Daddy's hands are locked loosely around Scott's chest and his chin is on Scott's shoulder. Together they look at the sleeping thing curled at the foot of the post. They look at the chains. They look at the arc of turds that mark the border of its basement world. - What do you think, Scott? What do you feel?

He considers lying to Daddy, but only for a moment. He won't do that when the man's arms are around him, not when he feels Daddy's love coming through in the clear, like WWVA at night. Daddy's love is every bit as true as his anger and madness, if less frequently seen and even less frequently demonstrated. Scott feels nothing, and reluctantly says so.

- Little buddy, we can't go on this way.

- Why not? He's eatin, at least...

- Sooner or later someone'll come and hear him down here. A smucking door-to-door salesman, one lousy Fuller Brush man, that's all it'd take.

- He'll be quiet. Bad-gunky'll make him be quiet.

- Maybe, maybe not. There's no telling what bad-gunky'll do, not really. And there's the smell. I can sprinkle lime until I'm blue in the face and that shit-stink is still gonna come up through the kitchen floor. But most of all...Scooter, can't you see what he's doin to that motherless table with the printin-press on it? And the post? The sweetmother post?
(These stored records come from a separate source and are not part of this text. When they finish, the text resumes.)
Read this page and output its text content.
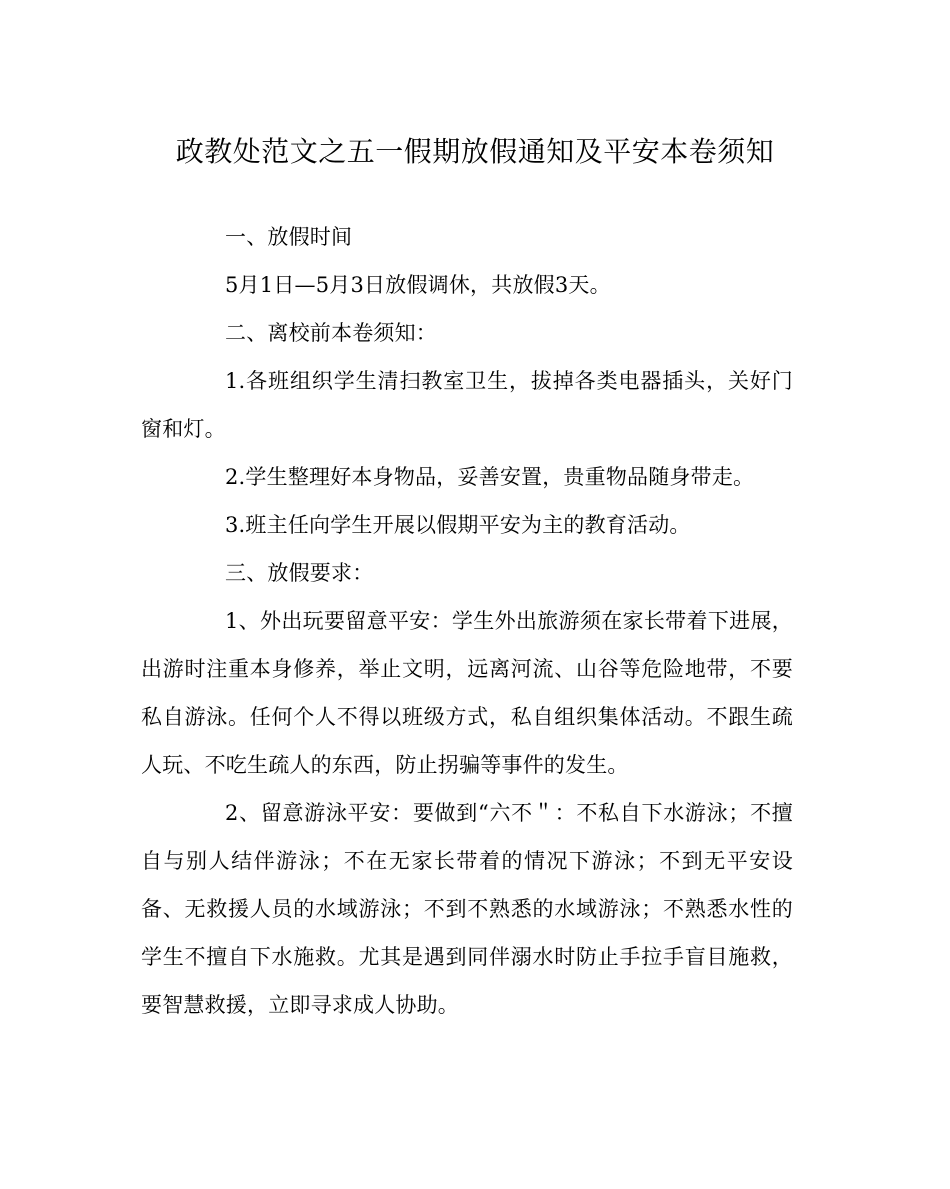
政教处范文之五一假期放假通知及平安本卷须知

一、放假时间

5月1日—5月3日放假调休，共放假3天。

二、离校前本卷须知：

1.各班组织学生清扫教室卫生，拔掉各类电器插头，关好门窗和灯。

2.学生整理好本身物品，妥善安置，贵重物品随身带走。

3.班主任向学生开展以假期平安为主的教育活动。

三、放假要求：

1、外出玩要留意平安：学生外出旅游须在家长带着下进展，出游时注重本身修养，举止文明，远离河流、山谷等危险地带，不要私自游泳。任何个人不得以班级方式，私自组织集体活动。不跟生疏人玩、不吃生疏人的东西，防止拐骗等事件的发生。

2、留意游泳平安：要做到“六不＂：不私自下水游泳；不擅自与别人结伴游泳；不在无家长带着的情况下游泳；不到无平安设备、无救援人员的水域游泳；不到不熟悉的水域游泳；不熟悉水性的学生不擅自下水施救。尤其是遇到同伴溺水时防止手拉手盲目施救，要智慧救援，立即寻求成人协助。
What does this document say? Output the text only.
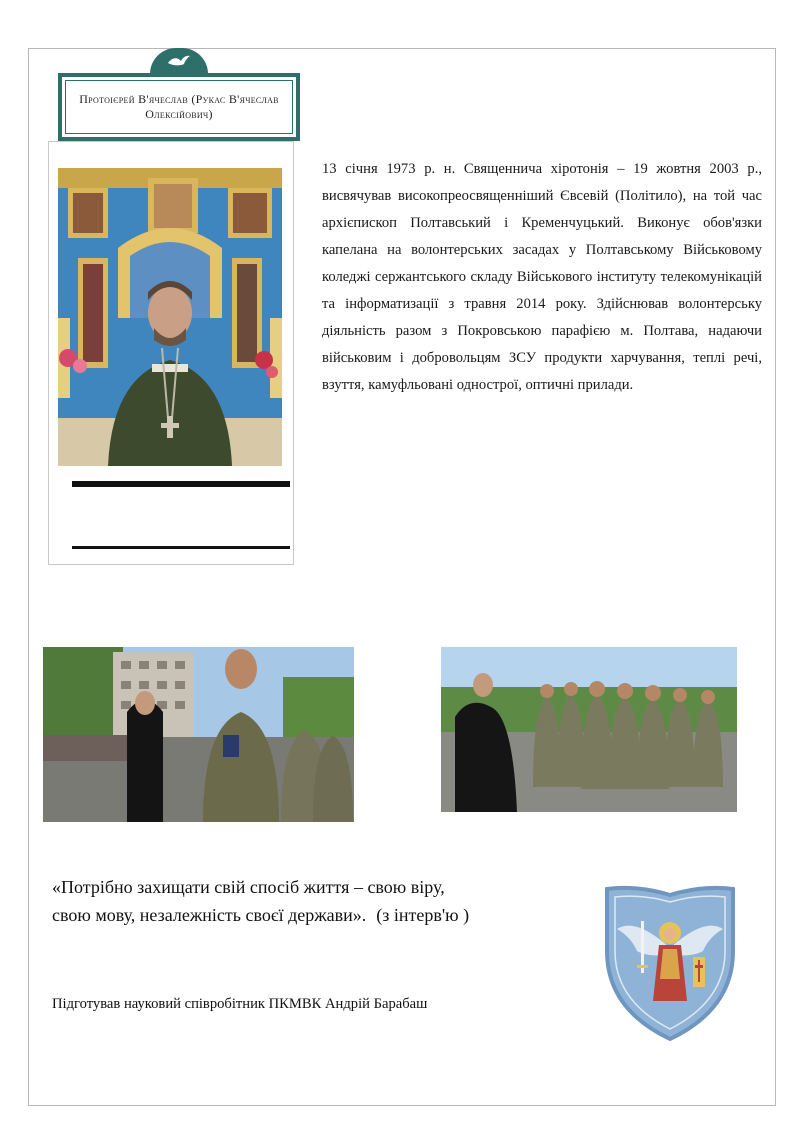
Протоієрей В'ячеслав (Рукас В'ячеслав Олексійович)
13 січня 1973 р. н. Священнича хіротонія – 19 жовтня 2003 р., висвячував високопреосвященніший Євсевій (Політило), на той час архієпископ Полтавський і Кременчуцький. Виконує обов'язки капелана на волонтерських засадах у Полтавському Військовому коледжі сержантського складу Військового інституту телекомунікацій та інформатизації з травня 2014 року. Здійснював волонтерську діяльність разом з Покровською парафією м. Полтава, надаючи військовим і добровольцям ЗСУ продукти харчування, теплі речі, взуття, камуфльовані однострої, оптичні прилади.
«Потрібно захищати свій спосіб життя – свою віру,
свою мову, незалежність своєї держави». (з інтерв'ю )
Підготував науковий співробітник ПКМВК Андрій Барабаш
Scott looks. At first he can barely credit what he's seeing, and of course he doesn't want to credit what he's seeing. That big table, even with five hundred pounds of ancient hand-crank Stratton printing-press on it, has been pulled at least three feet from its original position. He can see the square marks in the hardpacked earth where it used to be. Worse still is the steel post, which butts against a flat metal flange at its top end. The white-painted flange presses in turn against the beam running directly beneath their kitchen table. Scott can see a dark right-angle tattooed on that white piece of metal and knows it's where the support post used to rest. Scott measures the post itself with his eye, trying to pick up a lean. He can't, not yet. But if the thing continues to yank on it with all its inhuman strength...day in and day out...

-  Daddy, can I try again?

Daddy sighs. Scott cranes around to look into his hated, feared, loved face.

-  Daddy?

-  Have on 'til your cheeks crack, Daddy says. Have on and good luck to you. 18

Silence in the study over the barn, where it was hot and she was hurt and her husband was dead.